The Spark Sport app will carry the Rugby World Cup 2019, among other content.
Paris says the decision to list in 2020 was the trigger for his predecessor Russell Stanners to quit. The timeframe was too long for Stanners, who had already been in the big chair for 12 years. Vodafone will be positioned as a dividend stock, Paris says.
The new CEO said it was his job to get the company’s commercials into shape during 2019 in preparation for the 2020 float.
“When investors look at us they don’t see us as growth stock, they see us a yield stock. So we need clear line of sight to modest growth year-onyear before the IPO,” he said.
“That’s more likely to come from us running a more efficient business and reducing costs than an expectation we are going to get significant revenue growth, given we are competing on price.”
His personal preference as a Kiwi would be for a NZX listing. But he qualifies the final decision could be made higher up Vodafone’s global food chain and that an Australian or dual ASX/NZX listing is possible.
Paris also outlined ambitious plans for Vodafone TV, which he says he wants to extend from Vodafone premium customers to a wider mix — potentially including people with different ISPs.
Even more radically, he says Vodafone is already in talks with Spark to add its Spark Sport app to Vodafone TV when Spark Sport launches in the new year.
The latest incarnation of Vodafone TV was launched in October last year. It delivers channels over UFB fibre rather than satellite.
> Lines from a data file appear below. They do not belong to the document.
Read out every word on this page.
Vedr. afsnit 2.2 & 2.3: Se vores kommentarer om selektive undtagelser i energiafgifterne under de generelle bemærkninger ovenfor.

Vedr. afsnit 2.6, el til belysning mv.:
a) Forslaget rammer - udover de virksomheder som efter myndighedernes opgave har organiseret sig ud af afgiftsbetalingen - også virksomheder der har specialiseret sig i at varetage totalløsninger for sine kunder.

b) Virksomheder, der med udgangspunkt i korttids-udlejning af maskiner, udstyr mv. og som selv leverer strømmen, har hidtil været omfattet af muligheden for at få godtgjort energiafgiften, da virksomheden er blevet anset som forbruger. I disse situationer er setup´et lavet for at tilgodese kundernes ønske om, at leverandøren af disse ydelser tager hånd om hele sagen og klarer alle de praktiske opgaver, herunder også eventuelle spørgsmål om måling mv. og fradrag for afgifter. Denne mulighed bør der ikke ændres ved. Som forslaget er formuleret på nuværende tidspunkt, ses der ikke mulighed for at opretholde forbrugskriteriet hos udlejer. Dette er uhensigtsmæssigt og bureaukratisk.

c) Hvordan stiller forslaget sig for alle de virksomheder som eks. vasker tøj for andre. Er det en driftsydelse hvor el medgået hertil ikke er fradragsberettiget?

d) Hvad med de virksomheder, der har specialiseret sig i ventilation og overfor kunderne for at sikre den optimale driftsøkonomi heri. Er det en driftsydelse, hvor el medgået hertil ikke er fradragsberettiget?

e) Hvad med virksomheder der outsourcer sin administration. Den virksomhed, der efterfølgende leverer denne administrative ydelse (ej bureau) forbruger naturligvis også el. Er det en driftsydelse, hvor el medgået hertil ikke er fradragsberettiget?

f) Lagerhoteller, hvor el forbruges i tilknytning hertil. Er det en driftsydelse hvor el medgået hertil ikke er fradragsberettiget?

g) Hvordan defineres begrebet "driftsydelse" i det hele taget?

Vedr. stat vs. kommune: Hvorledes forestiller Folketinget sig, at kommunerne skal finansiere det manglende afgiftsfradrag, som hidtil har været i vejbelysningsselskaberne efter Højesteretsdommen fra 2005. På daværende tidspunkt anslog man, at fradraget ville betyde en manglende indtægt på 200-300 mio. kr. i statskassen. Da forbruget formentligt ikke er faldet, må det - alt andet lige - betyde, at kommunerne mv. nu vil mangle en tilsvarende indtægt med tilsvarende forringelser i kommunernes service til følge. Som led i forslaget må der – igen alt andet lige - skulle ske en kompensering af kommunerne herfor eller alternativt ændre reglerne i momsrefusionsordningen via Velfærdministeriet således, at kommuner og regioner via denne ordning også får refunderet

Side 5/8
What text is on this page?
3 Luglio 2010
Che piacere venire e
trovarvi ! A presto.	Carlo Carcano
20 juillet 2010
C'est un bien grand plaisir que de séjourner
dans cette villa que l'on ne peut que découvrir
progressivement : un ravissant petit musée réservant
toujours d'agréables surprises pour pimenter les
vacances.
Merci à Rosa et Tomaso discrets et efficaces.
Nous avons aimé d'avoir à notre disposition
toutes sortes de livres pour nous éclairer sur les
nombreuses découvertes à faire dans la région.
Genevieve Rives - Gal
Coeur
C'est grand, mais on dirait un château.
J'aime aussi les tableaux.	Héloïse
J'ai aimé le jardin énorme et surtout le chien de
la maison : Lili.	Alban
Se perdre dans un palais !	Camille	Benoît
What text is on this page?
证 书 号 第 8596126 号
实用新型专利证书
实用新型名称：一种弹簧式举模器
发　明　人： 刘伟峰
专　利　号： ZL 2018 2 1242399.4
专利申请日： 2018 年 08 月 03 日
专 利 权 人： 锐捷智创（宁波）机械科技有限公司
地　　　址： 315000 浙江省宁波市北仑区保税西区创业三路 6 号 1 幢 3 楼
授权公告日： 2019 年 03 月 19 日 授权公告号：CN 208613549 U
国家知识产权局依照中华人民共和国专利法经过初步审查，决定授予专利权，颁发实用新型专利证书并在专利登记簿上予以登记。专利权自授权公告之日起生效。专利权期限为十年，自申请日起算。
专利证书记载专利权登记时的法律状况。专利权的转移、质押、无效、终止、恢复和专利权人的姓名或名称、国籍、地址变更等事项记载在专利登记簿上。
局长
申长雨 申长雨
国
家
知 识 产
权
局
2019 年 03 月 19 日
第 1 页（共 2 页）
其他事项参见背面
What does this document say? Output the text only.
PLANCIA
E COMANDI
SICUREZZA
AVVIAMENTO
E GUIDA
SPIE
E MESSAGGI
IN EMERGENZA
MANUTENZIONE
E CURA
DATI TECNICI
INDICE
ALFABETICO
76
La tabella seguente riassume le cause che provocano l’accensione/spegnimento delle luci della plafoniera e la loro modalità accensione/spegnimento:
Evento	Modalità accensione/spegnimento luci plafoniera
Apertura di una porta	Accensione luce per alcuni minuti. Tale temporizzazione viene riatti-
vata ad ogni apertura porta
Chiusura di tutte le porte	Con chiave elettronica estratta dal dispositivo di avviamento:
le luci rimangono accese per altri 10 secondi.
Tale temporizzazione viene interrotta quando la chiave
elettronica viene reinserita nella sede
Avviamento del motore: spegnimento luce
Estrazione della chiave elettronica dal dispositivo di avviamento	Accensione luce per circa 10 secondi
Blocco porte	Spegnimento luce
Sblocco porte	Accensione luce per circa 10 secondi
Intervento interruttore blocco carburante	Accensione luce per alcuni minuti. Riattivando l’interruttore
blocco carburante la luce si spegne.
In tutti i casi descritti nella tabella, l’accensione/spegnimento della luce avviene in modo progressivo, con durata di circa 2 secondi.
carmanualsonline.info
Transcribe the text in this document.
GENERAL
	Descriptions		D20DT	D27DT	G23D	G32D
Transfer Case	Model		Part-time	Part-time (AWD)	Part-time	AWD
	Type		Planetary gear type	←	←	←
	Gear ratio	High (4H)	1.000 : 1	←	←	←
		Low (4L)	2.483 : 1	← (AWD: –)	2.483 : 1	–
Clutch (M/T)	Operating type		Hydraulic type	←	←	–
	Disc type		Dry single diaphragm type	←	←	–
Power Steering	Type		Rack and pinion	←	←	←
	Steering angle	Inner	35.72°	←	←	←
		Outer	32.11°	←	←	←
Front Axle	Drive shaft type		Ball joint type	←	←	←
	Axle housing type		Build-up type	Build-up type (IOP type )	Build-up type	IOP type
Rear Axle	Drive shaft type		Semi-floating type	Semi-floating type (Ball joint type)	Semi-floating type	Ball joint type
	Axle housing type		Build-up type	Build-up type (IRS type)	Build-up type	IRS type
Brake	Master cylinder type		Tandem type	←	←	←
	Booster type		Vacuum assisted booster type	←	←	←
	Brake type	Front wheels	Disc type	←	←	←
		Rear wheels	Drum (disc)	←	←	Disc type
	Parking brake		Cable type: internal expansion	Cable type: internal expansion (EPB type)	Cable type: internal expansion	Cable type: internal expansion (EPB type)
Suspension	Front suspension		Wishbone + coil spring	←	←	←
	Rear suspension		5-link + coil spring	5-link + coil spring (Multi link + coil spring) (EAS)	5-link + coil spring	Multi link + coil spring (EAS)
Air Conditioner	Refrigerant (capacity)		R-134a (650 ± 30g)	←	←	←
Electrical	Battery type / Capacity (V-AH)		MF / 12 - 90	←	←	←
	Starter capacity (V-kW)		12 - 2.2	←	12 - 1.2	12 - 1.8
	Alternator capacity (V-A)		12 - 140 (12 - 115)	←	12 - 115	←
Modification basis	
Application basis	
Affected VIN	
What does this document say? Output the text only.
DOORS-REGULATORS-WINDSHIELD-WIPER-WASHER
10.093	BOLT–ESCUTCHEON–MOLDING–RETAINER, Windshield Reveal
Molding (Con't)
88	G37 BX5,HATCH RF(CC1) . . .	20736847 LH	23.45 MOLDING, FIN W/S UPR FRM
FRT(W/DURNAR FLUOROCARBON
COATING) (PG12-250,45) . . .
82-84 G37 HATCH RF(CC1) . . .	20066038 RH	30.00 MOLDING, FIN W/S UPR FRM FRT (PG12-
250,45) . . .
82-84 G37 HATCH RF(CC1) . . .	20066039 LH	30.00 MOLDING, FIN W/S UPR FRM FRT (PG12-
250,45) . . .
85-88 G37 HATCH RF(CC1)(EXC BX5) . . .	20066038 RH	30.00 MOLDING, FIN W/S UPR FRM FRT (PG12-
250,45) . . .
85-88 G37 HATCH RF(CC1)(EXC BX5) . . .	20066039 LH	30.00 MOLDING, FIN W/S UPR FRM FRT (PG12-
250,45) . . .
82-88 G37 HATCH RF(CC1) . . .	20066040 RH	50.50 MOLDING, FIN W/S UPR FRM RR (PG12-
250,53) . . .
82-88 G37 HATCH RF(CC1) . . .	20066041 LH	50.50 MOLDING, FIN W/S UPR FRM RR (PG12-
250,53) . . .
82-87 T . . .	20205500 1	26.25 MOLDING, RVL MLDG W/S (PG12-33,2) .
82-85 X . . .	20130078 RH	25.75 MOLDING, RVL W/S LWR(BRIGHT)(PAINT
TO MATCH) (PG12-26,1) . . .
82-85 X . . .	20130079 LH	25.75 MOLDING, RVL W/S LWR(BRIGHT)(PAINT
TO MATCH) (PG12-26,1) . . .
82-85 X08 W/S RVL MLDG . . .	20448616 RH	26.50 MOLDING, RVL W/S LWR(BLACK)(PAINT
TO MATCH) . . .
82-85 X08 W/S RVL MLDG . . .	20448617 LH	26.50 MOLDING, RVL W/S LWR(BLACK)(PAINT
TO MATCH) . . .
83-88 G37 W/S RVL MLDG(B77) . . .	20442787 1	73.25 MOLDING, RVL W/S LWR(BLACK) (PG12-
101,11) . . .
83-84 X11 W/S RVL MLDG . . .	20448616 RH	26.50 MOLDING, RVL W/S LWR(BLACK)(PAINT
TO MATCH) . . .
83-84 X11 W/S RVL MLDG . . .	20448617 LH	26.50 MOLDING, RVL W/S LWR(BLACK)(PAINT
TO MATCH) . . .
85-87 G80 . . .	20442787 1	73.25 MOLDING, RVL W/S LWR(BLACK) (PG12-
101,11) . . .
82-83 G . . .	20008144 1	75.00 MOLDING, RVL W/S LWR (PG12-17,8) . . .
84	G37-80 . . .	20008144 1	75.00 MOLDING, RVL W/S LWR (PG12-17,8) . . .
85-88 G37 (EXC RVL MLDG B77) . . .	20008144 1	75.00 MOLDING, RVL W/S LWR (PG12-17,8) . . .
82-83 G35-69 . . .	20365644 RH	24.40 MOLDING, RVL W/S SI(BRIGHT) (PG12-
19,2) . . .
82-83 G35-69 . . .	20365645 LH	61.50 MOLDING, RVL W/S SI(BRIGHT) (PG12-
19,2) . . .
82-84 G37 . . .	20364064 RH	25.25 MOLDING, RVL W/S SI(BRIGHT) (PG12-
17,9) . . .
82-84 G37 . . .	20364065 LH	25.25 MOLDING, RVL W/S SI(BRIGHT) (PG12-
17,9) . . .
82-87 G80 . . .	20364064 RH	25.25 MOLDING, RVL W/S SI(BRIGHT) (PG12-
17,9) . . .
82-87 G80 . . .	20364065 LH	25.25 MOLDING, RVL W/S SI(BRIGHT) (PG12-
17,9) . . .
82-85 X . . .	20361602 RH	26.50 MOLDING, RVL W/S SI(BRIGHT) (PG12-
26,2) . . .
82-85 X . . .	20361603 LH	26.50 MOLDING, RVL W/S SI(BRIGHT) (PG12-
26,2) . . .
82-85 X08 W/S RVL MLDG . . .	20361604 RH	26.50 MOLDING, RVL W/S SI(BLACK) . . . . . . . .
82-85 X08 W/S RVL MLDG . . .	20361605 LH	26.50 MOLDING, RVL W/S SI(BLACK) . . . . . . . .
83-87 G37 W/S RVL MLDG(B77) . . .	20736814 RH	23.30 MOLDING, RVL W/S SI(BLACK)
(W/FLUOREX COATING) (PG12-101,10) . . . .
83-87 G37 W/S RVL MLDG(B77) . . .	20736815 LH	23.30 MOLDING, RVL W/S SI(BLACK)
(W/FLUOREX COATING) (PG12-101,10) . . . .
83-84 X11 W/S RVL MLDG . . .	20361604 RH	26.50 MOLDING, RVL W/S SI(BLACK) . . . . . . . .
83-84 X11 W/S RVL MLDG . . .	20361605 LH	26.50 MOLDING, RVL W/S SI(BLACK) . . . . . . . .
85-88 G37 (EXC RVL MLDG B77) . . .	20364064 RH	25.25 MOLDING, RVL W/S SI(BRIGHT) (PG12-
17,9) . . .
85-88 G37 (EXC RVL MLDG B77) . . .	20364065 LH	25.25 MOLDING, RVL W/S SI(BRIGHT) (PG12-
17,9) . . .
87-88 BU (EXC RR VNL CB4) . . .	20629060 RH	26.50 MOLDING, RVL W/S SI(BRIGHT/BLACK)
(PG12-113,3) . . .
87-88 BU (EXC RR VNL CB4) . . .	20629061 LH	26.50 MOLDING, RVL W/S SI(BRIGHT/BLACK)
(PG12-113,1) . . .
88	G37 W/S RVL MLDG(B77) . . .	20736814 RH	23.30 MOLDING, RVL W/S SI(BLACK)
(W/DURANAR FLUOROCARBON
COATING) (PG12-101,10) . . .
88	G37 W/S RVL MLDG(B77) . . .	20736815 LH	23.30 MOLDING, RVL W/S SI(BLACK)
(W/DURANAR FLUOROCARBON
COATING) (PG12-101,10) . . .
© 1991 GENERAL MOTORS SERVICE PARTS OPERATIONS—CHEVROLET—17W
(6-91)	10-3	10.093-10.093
Its content is centred on Sky TV channels but also includes a Netflix, TVNZ OnDemand and 3Now apps.
When the service now known as Vodafone TV was owned by TelstraClear, TelstraClear boss Allan Freeth complained publicly that the restrictive nature of his company’s wholesale agreement with Sky TV had become a “pain point” — particularly a provision limiting the amount of non-Sky content that could be carried by TelstraClear.
Paris had yet to get a detailed briefing on Spark’s Spark Sport app announcement this morning, but he said he was happy the telco appeared to have chosen a “gold-plated” streaming partner (iStreamPlanet, which currently supports streaming for the Super Bowl, the NBA League Pass and the Olympics).
“I hope it goes well, because I want New Zealanders to embrace OTT content delivery,” [OTT is telco-speak for over-the-top or content delivered via a broadband connection.]
Vodafone NZ had no plans to bid for sports rights, Paris said. Its plan was to partner with Sky and others for Vodafone TV content.
For 2017, Vodafone NZ reported a profit of $57.5m, turning around a loss of $18.3m loss. Revenue increased 2.8 per cent to $2.05 billion.
The telco first raised the prospect of floating its New Zealand business late last year, with an Australasian roadshow for potential investors.
The roadshow was a sounding-out process, and did not include a mooted IPO value [ documentation released during the failed Sky merger valued Vodafone NZ at $3.44b].
Ultimately, the UK-based multinational decided to shelve the plan. Under Paris, it’s clearly back on the table.